Strategy: Environment Hardening

  • Use a CPU and operating system that offers Data Execution Protection (using hardware NX or XD bits) or the equivalent techniques that simulate this feature in software, such as PaX [REF-60] [REF-61]. These techniques ensure that any instruction executed is exclusively at a memory address that is part of the code segment.
  • For more information on these techniques see D3-PSEP (Process Segment Execution Prevention) from D3FEND [REF-1336].
Mitigation MIT-26
Implementation

Strategy: Compilation or Build Hardening

Examine compiler warnings closely and eliminate problems with potential security implications, such as signed / unsigned mismatch in memory operations, or use of uninitialized variables. Even if the weakness is rarely exploitable, a single failure may lead to the compromise of the entire system.

Mitigation MIT-17
Architecture and Design Operation

Strategy: Environment Hardening

Run your code using the lowest privileges that are required to accomplish the necessary tasks [REF-76]. If possible, create isolated accounts with limited privileges that are only used for a single task. That way, a successful attack will not immediately give the attacker access to the rest of the software or its environment. For example, database applications rarely need to run as the database administrator, especially in day-to-day operations.

Mitigation MIT-22
Architecture and Design Operation

Strategy: Sandbox or Jail

  • Run the code in a "jail" or similar sandbox environment that enforces strict boundaries between the process and the operating system. This may effectively restrict which files can be accessed in a particular directory or which commands can be executed by the software.
  • OS-level examples include the Unix chroot jail, AppArmor, and SELinux. In general, managed code may provide some protection. For example, java.io.FilePermission in the Java SecurityManager allows the software to specify restrictions on file operations.
  • This may not be a feasible solution, and it only limits the impact to the operating system; the rest of the application may still be subject to compromise.
  • Be careful to avoid CWE-243 and other weaknesses related to jails.
CAPEC-100: Overflow Buffers

Buffer Overflow attacks target improper or missing bounds checking on buffer operations, typically triggered by input injected by an adversary.
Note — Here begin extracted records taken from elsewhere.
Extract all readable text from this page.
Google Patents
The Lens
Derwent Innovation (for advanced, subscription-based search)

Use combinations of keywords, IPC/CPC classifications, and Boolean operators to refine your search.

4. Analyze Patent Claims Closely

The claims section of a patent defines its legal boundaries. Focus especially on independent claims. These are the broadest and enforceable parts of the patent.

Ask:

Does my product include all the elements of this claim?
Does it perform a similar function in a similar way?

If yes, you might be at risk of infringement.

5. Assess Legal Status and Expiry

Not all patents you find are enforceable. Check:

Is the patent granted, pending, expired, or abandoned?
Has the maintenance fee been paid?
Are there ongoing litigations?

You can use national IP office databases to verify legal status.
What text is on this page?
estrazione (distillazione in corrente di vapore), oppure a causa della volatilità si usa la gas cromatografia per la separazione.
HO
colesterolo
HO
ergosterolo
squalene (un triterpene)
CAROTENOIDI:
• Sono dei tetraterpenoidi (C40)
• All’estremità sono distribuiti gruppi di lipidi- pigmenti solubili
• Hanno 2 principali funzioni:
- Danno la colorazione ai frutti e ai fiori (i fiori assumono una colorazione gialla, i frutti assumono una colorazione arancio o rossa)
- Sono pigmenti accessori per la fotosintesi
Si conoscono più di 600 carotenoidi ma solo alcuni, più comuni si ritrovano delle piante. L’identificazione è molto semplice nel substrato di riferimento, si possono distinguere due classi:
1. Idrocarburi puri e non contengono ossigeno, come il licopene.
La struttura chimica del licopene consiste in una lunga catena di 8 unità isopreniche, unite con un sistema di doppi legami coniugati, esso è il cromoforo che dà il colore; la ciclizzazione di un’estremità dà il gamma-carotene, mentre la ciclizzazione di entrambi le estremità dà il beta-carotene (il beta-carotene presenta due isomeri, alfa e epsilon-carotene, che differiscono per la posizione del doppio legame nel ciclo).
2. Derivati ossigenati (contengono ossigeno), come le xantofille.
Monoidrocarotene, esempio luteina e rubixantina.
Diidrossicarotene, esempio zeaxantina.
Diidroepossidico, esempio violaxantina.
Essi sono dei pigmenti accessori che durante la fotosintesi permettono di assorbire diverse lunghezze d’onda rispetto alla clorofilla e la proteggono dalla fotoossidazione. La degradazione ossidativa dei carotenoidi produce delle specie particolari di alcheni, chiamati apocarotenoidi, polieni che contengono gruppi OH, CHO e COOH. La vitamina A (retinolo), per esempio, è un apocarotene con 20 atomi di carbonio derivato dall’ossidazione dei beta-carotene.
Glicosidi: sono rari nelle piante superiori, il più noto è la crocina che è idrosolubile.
As a consequence, an adversary is able to write past the boundaries of allocated buffer regions in memory, causing a program crash or potentially redirection of execution as per the adversaries' choice.

CAPEC-47: Buffer Overflow via Parameter Expansion

In this attack, the target software is given input that the adversary knows will be modified and expanded in size during processing. This attack relies on the target software failing to anticipate that the expanded data may exceed some internal limit, thereby creating a buffer overflow.